The Worst Bug I’ve Ever Written
So we finally found the problem with the deadlock in the code… and it wasn't a deadlock at all. It was an infinite loop. Holy Cow! This was without a doubt the hardest bug I've ever had to find. And it was all my fault. Silly typo, and I spent days trying to find it. Thankfully, my co-worker was about to ask a few questions and get us on the right track, and we were able to find it, but it was nasty to find, and was a single character long.
Incredible.
In general, when doing atomic operations, when setting a value, you need to have a loop where you look at the existing value, try to CAS in the new one, and if you fail, try it all again. This typically looks like this:
uint32_t now = mValue; while (!__sync_bool_compare_and_swap(&mValue, now, aValue) { now = mValue; }
where aValue is the new value of the ivar mValue. And this will work. But if you have a typo in the code, say like this:
uint32_t now = mValue; while (!__sync_bool_compare_and_swap(&mValue, now, aValue) { now = aValue; }
then the first failure will put you in an infinite loop until someone happens to set it with the new value you're trying to set. It was a disaster.

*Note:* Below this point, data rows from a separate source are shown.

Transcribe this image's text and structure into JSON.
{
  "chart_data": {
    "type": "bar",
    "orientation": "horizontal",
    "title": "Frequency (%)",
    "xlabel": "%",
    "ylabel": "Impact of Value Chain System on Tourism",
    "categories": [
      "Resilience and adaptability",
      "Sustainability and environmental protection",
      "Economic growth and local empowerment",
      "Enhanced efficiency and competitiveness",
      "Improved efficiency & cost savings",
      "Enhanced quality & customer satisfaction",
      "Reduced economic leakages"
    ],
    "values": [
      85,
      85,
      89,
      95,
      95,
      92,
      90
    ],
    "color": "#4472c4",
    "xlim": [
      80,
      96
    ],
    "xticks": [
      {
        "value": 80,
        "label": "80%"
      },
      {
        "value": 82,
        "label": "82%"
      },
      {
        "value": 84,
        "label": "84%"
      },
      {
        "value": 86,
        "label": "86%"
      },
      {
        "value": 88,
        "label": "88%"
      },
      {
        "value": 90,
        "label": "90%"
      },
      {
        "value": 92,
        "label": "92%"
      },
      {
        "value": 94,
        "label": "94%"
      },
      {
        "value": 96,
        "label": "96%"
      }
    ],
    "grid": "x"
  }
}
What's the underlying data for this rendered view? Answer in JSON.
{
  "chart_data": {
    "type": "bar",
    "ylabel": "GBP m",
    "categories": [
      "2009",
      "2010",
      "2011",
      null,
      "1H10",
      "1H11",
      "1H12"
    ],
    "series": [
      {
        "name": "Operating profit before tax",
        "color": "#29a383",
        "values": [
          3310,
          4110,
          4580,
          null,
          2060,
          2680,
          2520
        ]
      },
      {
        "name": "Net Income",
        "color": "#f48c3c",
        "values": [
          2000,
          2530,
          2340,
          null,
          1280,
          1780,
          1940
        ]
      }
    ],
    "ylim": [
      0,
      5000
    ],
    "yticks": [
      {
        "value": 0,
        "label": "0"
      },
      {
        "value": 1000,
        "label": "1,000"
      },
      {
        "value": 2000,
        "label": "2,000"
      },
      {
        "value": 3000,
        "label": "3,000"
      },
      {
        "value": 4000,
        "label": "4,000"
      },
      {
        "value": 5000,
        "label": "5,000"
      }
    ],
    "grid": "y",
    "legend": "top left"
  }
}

When I changed the a to m, we were pulling in the correct values, and things were working just fine. Also, single-threaded tests that I had would not have seen this as they would not have failed in the first place. It requires two threads hitting the same atomic at the same time with different values. Amazing.
There… I feel worlds better because we found it. I know the code is better, and I know why. I know we won't have these same issues, and I know why. What a relief.